Comment: The ruling granting appellee EFF standing will be welcomed not only by public interest organizations but also by investors in competitive companies whose investments might appreciate if a blocking patent is invalidated. The most recent Circuit decision went against such organizations. Specifically, in Phigenix v. ImmunoGen, 845 F. 3d 1168 (Fed. Cir. 2017), the Circuit rejected the argument of a research and licensing organization that the estoppel provision in 35 U.S.C. § 315(e)(1) provides sufficient injury to support appellant standing.
Amgen Inc. v. Hospira, Inc., Fed. Cir. Case 2016-2179 (August 10, 2017)
The Circuit dismisses an appeal for lack of jurisdiction and denies a writ of mandamus as to the denial of a motion to compel discovery in a patent infringement action governed by the Biologics Price Competition and Innovation Act (BPCIA). Amgen attempted to obtain more information from Pfizer’s Hospira unit about its proposed biosimilar of the anemia drug Epogen®, but the Circuit determines that Amgen is not entitled to uncover the information in this fashion.
The panel first addresses whether it has jurisdiction over this appeal. Ordinarily, an appeal must be from a final judgment that ends the litigation on the merits and leaves nothing for the court to do but execute the judgment. The collateral order doctrine provides a narrow exception to this general rule. To come within the small class of decisions excepted from the final-judgment rule by the collateral order doctrine, the order must conclusively determine the disputed question, resolve an important issue completely separate from the merits of the action, and be effectively unreviewable on appeal from a final judgment.
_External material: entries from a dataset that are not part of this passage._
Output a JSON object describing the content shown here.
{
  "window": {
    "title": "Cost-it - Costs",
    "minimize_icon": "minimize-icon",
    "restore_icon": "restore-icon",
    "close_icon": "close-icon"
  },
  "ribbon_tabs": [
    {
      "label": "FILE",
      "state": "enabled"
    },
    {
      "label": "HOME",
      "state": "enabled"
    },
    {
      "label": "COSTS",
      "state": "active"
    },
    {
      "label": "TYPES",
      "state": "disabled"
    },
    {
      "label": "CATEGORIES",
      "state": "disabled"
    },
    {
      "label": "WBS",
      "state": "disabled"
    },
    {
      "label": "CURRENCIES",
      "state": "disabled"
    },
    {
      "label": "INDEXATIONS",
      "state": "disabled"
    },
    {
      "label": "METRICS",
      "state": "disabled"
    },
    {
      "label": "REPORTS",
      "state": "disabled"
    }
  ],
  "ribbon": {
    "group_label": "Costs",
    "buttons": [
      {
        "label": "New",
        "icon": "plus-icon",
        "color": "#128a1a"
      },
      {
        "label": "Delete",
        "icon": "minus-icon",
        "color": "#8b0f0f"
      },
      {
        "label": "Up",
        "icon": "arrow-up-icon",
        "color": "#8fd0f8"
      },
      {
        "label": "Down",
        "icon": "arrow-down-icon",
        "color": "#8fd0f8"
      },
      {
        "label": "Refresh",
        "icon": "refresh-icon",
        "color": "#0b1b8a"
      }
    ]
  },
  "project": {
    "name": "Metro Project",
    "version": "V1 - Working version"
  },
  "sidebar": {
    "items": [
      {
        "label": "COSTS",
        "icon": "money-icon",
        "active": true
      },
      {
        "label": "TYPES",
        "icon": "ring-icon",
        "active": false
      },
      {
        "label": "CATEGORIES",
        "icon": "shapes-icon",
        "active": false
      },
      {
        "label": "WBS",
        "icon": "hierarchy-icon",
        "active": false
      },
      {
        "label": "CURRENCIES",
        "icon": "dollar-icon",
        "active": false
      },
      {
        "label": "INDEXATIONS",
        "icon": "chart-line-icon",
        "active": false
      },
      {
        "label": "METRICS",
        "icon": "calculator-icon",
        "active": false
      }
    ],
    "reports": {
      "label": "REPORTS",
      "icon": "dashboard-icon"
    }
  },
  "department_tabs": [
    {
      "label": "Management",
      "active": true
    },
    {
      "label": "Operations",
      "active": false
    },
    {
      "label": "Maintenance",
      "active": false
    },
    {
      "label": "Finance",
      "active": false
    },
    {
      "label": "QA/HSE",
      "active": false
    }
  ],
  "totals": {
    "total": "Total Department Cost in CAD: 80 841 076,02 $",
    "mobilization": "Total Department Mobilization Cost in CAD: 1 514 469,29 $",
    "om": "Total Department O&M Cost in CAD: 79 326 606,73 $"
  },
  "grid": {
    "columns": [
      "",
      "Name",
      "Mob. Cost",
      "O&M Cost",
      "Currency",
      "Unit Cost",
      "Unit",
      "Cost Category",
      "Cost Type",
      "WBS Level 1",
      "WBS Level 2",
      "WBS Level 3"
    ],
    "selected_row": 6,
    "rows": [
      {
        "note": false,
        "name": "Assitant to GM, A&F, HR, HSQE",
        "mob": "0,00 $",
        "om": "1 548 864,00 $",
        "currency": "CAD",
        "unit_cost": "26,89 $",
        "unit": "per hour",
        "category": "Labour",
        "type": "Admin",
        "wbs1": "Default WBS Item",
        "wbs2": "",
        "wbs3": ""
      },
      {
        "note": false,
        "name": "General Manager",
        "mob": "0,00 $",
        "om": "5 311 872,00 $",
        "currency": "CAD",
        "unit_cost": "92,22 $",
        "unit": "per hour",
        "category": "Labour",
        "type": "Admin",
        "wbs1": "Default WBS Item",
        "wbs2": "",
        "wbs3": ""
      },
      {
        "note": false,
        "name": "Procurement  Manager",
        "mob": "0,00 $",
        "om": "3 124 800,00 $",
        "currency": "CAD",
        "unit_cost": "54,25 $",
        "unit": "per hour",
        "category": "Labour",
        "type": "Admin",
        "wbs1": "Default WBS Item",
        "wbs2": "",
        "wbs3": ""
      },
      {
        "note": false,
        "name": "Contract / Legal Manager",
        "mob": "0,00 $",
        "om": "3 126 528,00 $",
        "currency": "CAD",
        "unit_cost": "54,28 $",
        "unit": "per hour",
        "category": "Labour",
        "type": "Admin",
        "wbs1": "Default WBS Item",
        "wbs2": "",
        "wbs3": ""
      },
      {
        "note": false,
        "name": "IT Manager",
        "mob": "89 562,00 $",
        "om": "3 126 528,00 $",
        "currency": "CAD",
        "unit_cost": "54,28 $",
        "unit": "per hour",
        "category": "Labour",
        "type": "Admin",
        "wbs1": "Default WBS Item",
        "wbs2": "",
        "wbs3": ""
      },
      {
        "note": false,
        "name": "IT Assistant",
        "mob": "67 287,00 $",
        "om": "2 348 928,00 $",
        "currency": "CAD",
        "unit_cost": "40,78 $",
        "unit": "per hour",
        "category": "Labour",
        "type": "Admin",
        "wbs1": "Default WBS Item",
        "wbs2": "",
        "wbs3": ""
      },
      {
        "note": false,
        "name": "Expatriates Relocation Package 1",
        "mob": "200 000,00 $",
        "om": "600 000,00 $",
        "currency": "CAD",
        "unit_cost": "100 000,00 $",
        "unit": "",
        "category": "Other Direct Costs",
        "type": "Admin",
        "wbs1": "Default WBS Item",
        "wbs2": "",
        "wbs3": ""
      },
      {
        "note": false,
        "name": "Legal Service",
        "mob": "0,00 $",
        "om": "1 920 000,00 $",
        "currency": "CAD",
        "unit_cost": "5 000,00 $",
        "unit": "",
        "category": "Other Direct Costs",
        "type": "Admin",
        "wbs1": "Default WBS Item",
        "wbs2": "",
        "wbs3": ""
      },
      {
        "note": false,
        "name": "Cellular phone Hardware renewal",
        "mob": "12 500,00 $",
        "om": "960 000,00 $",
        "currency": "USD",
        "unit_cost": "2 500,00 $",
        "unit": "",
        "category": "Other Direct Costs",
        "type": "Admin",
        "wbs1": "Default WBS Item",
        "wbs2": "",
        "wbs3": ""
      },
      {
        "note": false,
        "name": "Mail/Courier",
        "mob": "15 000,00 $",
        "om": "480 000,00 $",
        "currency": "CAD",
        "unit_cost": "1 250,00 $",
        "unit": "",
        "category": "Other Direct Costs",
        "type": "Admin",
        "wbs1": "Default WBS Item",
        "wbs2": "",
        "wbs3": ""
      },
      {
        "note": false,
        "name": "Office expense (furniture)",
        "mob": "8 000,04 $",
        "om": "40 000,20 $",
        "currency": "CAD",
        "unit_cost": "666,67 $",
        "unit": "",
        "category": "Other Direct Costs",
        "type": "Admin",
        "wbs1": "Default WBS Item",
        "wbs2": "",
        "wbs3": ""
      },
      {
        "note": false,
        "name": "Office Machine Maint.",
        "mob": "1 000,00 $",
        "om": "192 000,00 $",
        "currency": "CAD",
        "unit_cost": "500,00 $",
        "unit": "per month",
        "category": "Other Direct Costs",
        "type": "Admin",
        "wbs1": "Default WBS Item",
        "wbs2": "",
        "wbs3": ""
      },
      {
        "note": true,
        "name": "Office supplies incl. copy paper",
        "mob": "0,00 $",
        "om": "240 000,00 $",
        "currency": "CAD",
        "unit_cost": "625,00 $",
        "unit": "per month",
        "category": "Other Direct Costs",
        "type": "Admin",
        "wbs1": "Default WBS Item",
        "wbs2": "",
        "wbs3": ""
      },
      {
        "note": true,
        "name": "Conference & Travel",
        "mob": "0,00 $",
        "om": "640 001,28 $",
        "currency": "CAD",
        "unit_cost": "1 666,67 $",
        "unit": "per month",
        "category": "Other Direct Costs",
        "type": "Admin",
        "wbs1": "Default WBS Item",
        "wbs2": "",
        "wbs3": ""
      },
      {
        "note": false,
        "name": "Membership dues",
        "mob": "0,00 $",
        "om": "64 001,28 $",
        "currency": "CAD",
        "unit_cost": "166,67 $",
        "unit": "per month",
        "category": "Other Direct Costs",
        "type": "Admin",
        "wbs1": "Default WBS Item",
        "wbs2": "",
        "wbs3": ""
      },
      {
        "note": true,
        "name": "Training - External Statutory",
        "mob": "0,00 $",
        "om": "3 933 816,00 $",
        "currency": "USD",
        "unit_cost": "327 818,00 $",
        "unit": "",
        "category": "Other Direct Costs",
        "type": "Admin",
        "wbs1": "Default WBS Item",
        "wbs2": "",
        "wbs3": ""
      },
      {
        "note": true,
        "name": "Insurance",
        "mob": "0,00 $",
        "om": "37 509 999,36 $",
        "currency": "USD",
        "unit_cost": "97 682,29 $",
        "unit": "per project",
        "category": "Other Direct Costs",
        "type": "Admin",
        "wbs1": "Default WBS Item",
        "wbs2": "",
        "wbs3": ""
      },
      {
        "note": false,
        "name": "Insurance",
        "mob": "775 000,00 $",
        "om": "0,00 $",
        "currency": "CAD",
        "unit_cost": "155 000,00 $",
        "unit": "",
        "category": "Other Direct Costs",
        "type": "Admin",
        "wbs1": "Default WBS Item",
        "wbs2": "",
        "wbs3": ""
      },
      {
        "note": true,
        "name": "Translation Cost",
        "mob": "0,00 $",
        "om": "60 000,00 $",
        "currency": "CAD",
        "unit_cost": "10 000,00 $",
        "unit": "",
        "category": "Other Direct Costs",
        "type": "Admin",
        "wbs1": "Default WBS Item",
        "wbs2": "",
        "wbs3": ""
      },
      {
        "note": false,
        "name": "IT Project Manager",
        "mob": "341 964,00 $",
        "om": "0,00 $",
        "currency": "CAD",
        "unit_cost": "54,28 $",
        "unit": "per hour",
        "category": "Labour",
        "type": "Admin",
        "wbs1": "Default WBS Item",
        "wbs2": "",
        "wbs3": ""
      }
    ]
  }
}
Here, it appears that the district court’s discovery order may satisfy the first two conditions of being an appealable collateral order. The issue is whether the district court’s order is “effectively unreviewable” on appeal from a final judgment. The panel notes that Congress has not provided interlocutory review, but that simply means that immediate appeal is not available. However, the lack of immediate appeal does not render such orders “effectively unreviewable” or distinguish them from run-of-the-mill discovery disputes. The Circuit therefore lacks jurisdiction over Amgen’s appeal under the collateral order doctrine.
Amgen has also pursued a writ of mandamus. According to the panel, mandamus is a drastic remedy reserved for the most extraordinary causes. A party seeking mandamus must have no other adequate means to attain the desired relief and must demonstrate that its right to the writ’s issuance is clear and indisputable. Amgen is seeking information to determine if certain of its patents were infringed, arguing that it risked sanctions by filing suit without such information. The panel rules that there were other ways for Amgen to get the information, such as by putting Hospira on notice of the infringement, and thereby acquire information from Hospira as to any bases of noninfringement. The panel thus rules that Amgen has not established a clear and indisputable right to discovery of the information it seeks.